Her organization worked with the Maryland Farmers Market Association to develop a “Find a Farmer” map of farms, markets, butcher shops and wineries to help people source their food locally. Since it went live March 21, the groups say, it has been viewed more than 25,000 times.
“We have the opportunity to share the message that knowing your farmer and knowing your food is better,” says Jagoz, who has adopted the mantra on social media and with fellow farmers that “local is the new normal.” “And that’s not just in the face of this virus, but in the face of climate change or economic uncertainty.”
For now, farmers are like everyone else muddling through the economic terrain, though they may be more used to uncertainty than many other business owners, with early frosts, failed crops and damaging storms to prepare them.
Meredith Molli, a chef and farmer who owns the Goose and Gander Farm in Carnation, Wash., is waiting to see what happens next. Her own restaurant in Seattle is closed, and her CSA doesn’t start until the summer. All she can do, for now, is plant.
“I’m having a lot of anxiety, like everyone else,” she says. “I’m just focused on growing as much food as I can. That makes me feel as positive as I can.”
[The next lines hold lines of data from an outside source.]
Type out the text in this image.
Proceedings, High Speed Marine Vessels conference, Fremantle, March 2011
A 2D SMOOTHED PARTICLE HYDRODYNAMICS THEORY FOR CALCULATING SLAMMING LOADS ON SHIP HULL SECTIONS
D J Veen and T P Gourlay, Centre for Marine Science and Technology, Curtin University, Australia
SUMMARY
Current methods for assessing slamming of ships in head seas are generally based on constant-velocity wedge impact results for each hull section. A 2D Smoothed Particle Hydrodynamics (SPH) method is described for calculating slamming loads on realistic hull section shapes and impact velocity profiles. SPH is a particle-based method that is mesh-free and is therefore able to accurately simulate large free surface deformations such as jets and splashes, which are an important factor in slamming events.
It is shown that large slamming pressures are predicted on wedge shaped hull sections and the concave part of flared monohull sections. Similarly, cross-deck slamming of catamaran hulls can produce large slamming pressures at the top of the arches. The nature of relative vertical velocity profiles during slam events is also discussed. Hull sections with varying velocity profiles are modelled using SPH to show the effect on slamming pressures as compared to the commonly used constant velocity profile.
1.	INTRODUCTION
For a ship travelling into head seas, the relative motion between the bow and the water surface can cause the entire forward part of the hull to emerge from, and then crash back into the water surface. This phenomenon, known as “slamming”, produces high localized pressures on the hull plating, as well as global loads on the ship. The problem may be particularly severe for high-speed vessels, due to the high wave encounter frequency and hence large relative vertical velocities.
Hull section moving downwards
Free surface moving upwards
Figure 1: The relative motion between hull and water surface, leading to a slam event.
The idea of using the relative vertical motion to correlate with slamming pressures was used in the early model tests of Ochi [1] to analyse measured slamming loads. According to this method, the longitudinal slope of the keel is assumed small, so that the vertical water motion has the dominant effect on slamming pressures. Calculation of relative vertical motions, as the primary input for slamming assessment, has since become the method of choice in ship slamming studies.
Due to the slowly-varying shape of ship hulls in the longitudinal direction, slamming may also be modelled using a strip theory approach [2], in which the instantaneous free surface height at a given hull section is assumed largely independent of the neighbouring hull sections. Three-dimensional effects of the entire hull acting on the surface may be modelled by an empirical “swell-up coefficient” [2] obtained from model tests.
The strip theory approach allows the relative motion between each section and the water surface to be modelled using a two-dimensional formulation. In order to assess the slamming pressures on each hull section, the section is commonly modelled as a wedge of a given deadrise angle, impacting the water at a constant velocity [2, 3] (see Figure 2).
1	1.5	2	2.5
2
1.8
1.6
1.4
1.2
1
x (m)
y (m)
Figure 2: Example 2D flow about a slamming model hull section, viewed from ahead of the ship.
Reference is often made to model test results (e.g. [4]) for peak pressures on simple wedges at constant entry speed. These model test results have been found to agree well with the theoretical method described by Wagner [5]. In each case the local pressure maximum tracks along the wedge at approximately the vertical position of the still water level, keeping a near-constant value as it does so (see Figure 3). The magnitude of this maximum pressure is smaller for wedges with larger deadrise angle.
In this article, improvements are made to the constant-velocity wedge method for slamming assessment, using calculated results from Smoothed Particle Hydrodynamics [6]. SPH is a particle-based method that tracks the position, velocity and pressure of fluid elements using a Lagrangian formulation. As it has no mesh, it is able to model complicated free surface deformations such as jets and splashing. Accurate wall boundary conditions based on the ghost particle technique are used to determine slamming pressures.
In Georgia, Oliver just filed an application for a loan under the Small Business Administration’s new disaster relief program. He’s heard some of the loans might be forgiven. But his thoughts about the future are mostly in the land. He’s preparing to plant this year’s sunflower crop, which will be harvested this summer. Based on demand from last year, he had been planning to expand. What about now? He figures he’ll go ahead and plant more anyway, he says: “We can’t worry about this thing preventing everything.”